Inflammation is part of the body’s defence mechanism and healing process, and involves an increase in blood flow to an injured area, in order to bring protective immune cells into the tissue to combat infection and repair damage. But sometimes inflammation can persist for longer than required, or be triggered unnecessarily, and this may itself cause damage. Inflammation appears to affect a subgroup of patients with ME/CFS, and has been implicated in other conditions affecting the cardiovascular system, particularly its impact on the endothelium. The endothelium is a layer of cells lining every blood vessel, and is involved in controlling their opening and closing, and hence the amount of blood flowing through them.

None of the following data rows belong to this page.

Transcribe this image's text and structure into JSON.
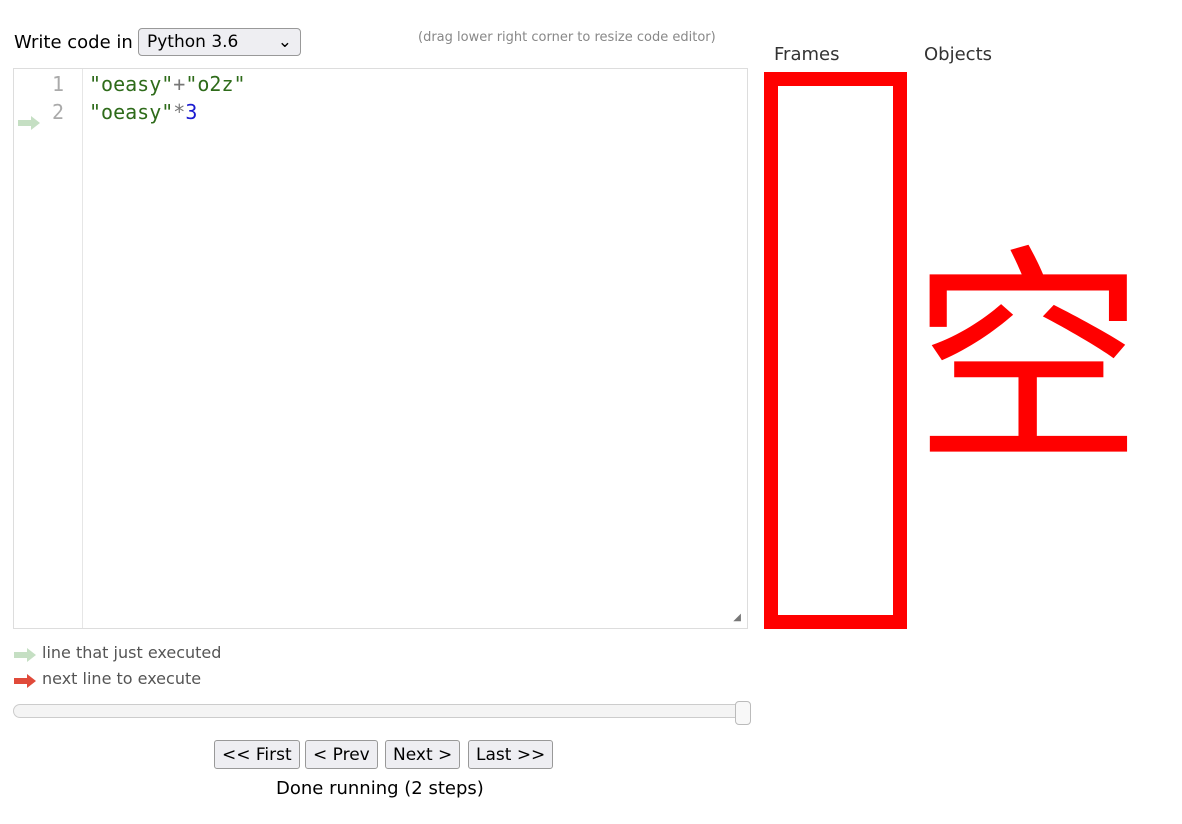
{
  "header": {
    "write_code_label": "Write code in",
    "language": "Python 3.6",
    "resize_hint": "(drag lower right corner to resize code editor)"
  },
  "editor": {
    "lines": [
      {
        "number": "1",
        "tokens": [
          {
            "text": "\"oeasy\"",
            "kind": "str"
          },
          {
            "text": "+",
            "kind": "op"
          },
          {
            "text": "\"o2z\"",
            "kind": "str"
          }
        ]
      },
      {
        "number": "2",
        "tokens": [
          {
            "text": "\"oeasy\"",
            "kind": "str"
          },
          {
            "text": "*",
            "kind": "op"
          },
          {
            "text": "3",
            "kind": "num"
          }
        ]
      }
    ],
    "current_line_marker": "2"
  },
  "legend": {
    "just_executed": "line that just executed",
    "next_line": "next line to execute"
  },
  "colors": {
    "just_executed_arrow": "#c5dfc3",
    "next_line_arrow": "#e04a3a",
    "annotation": "#ff0000"
  },
  "slider": {
    "position_fraction": 1.0
  },
  "nav": {
    "first": "<< First",
    "prev": "< Prev",
    "next": "Next >",
    "last": "Last >>"
  },
  "status": "Done running (2 steps)",
  "viz": {
    "frames_label": "Frames",
    "objects_label": "Objects"
  },
  "annotation": {
    "text": "空"
  }
}
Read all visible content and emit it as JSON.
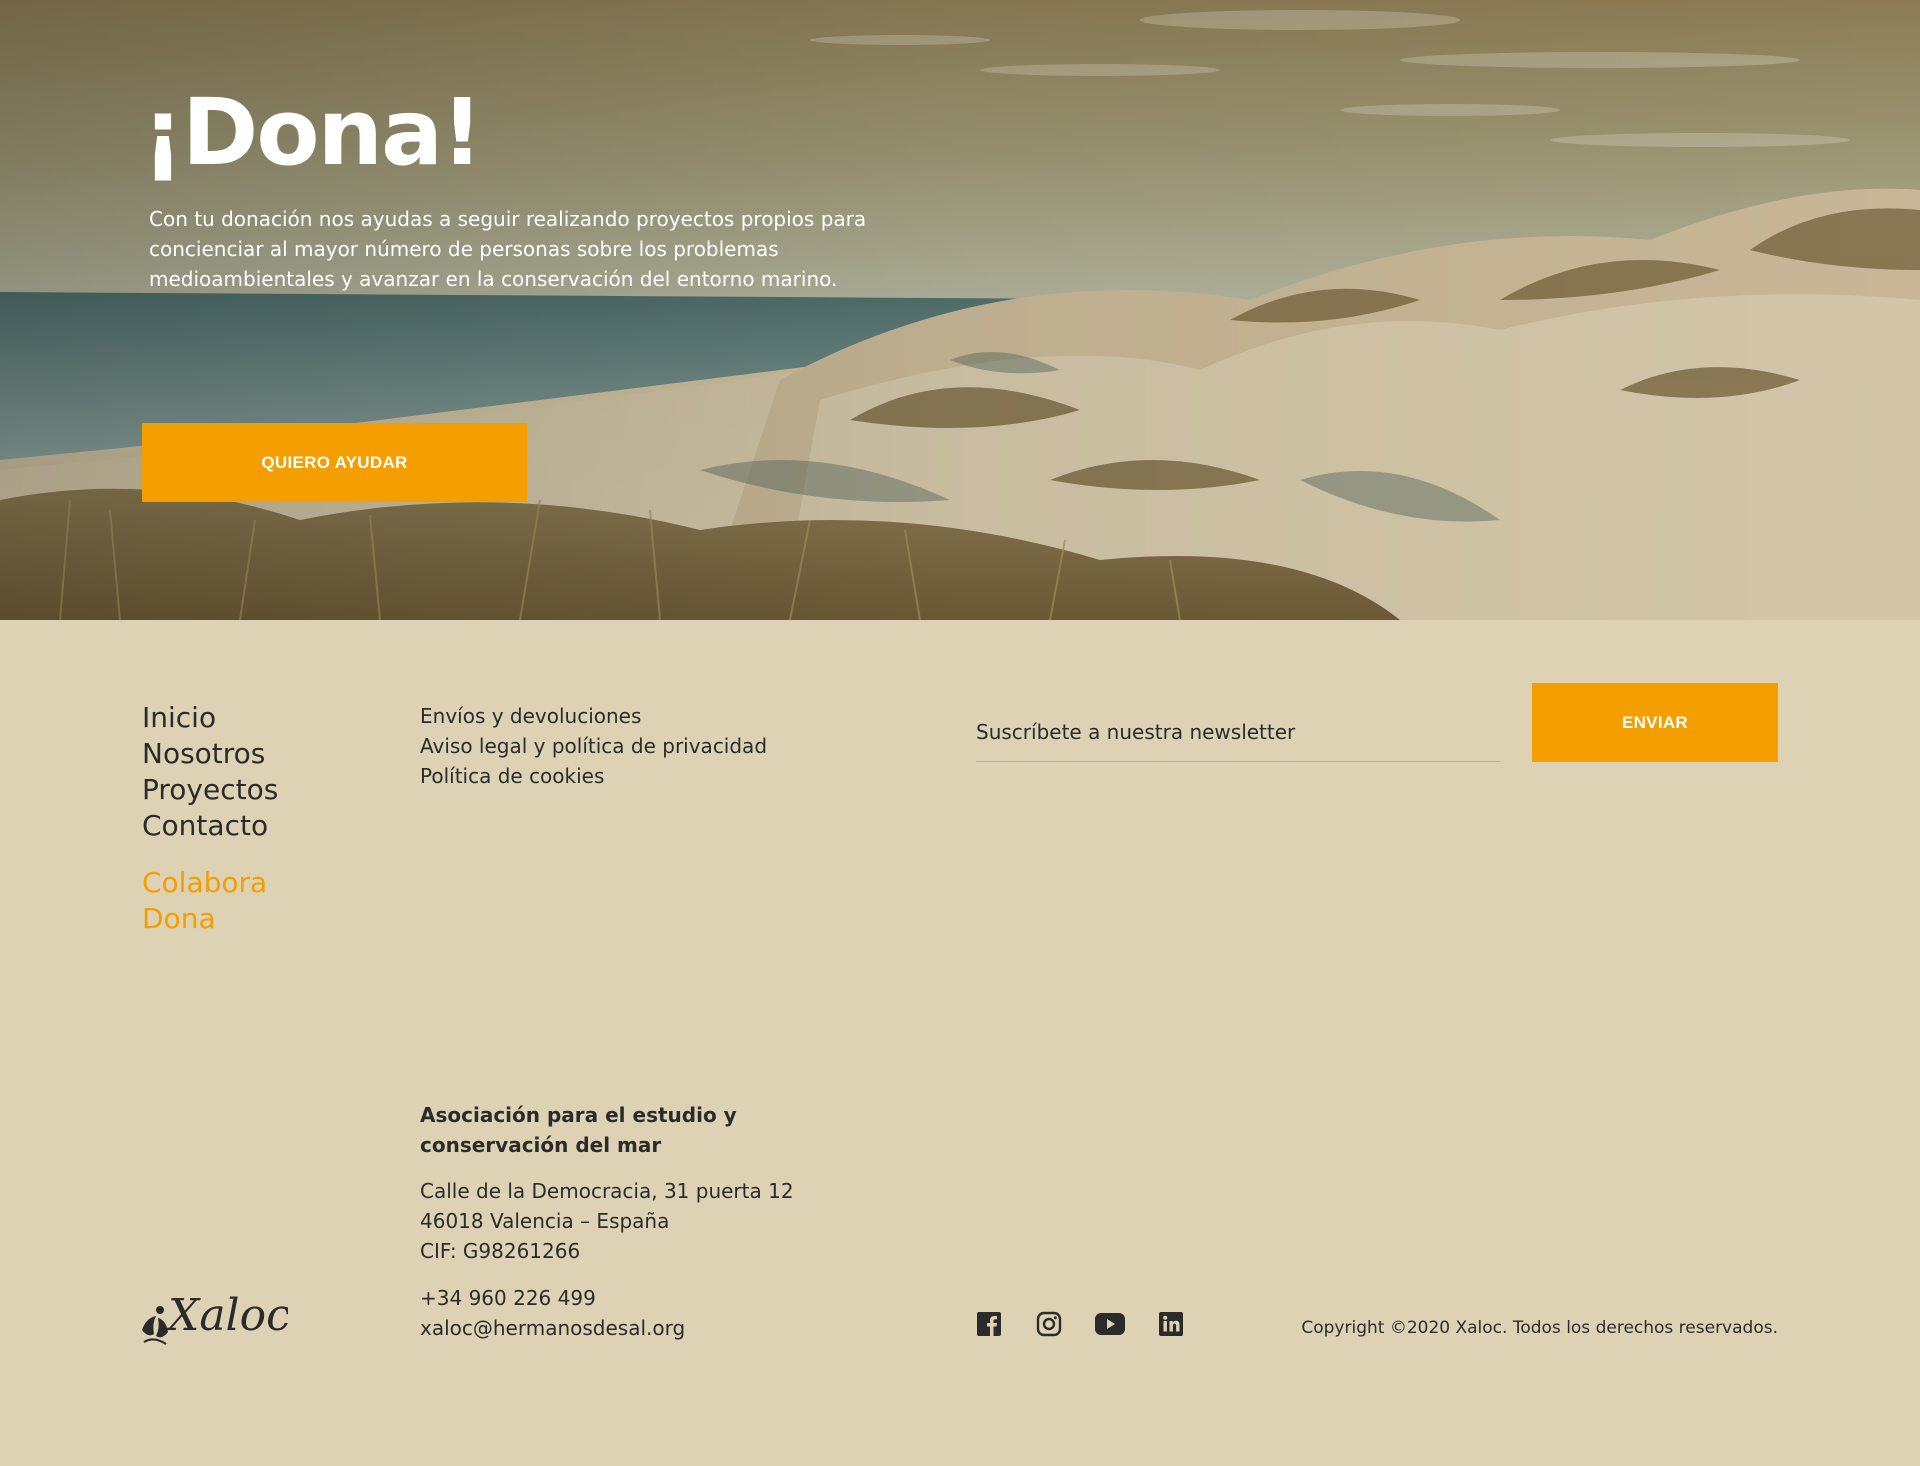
{
  "hero": {
    "title": "¡Dona!",
    "text": "Con tu donación nos ayudas a seguir realizando proyectos propios para concienciar al mayor número de personas sobre los problemas medioambientales y avanzar en la conservación del entorno marino.",
    "cta_label": "QUIERO AYUDAR"
  },
  "footer": {
    "nav_main": [
      "Inicio",
      "Nosotros",
      "Proyectos",
      "Contacto"
    ],
    "nav_accent": [
      "Colabora",
      "Dona"
    ],
    "nav_legal": [
      "Envíos y devoluciones",
      "Aviso legal y política de privacidad",
      "Política de cookies"
    ],
    "newsletter": {
      "placeholder": "Suscríbete a nuestra newsletter",
      "button_label": "ENVIAR"
    },
    "org": {
      "name": "Asociación para el estudio y conservación del mar",
      "address_line1": "Calle de la Democracia, 31 puerta 12",
      "address_line2": "46018 Valencia – España",
      "cif": "CIF: G98261266",
      "phone": "+34 960 226 499",
      "email": "xaloc@hermanosdesal.org"
    },
    "logo_text": "Xaloc",
    "social": [
      "facebook-icon",
      "instagram-icon",
      "youtube-icon",
      "linkedin-icon"
    ],
    "copyright": "Copyright ©2020 Xaloc. Todos los derechos reservados."
  },
  "colors": {
    "accent": "#f59e00",
    "footer_bg": "#ddd3b4",
    "text": "#2b2b2b"
  }
}
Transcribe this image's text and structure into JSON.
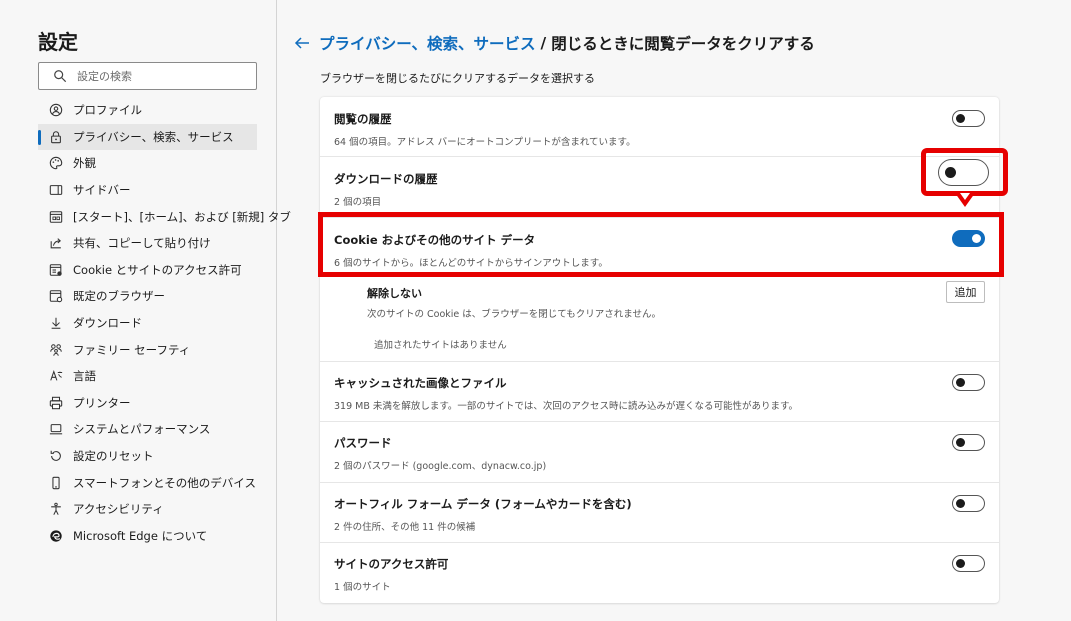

One of the ways the endothelium controls blood flow is through the release of a chemical called nitric oxide. Dr Blauensteiner used samples from the UK ME/CFS Biobank to look at a levels of circulating microRNAs, which are molecules that help cells control what proteins they make. She found that levels of five of these microRNAs were increased in people with ME/CFS compared with control subjects. Furthermore, these five micro-RNAs are all involved in controlling the endothelium, specifically via the pathway that generates nitric oxide. These findings provide more evidence of endothelial dysfunction as a significant factor in the pathology of ME/CFS, but also raise the possibility that these microRNAs may represent biomarkers to distinguish patient groups.

(Description adapted from project website: see link above)

Patient cohort

ME/CFS according to Centers for Disease Control and Prevention (CDC) or Canadian Consensus Criteria (CCC), compared with healthy controls.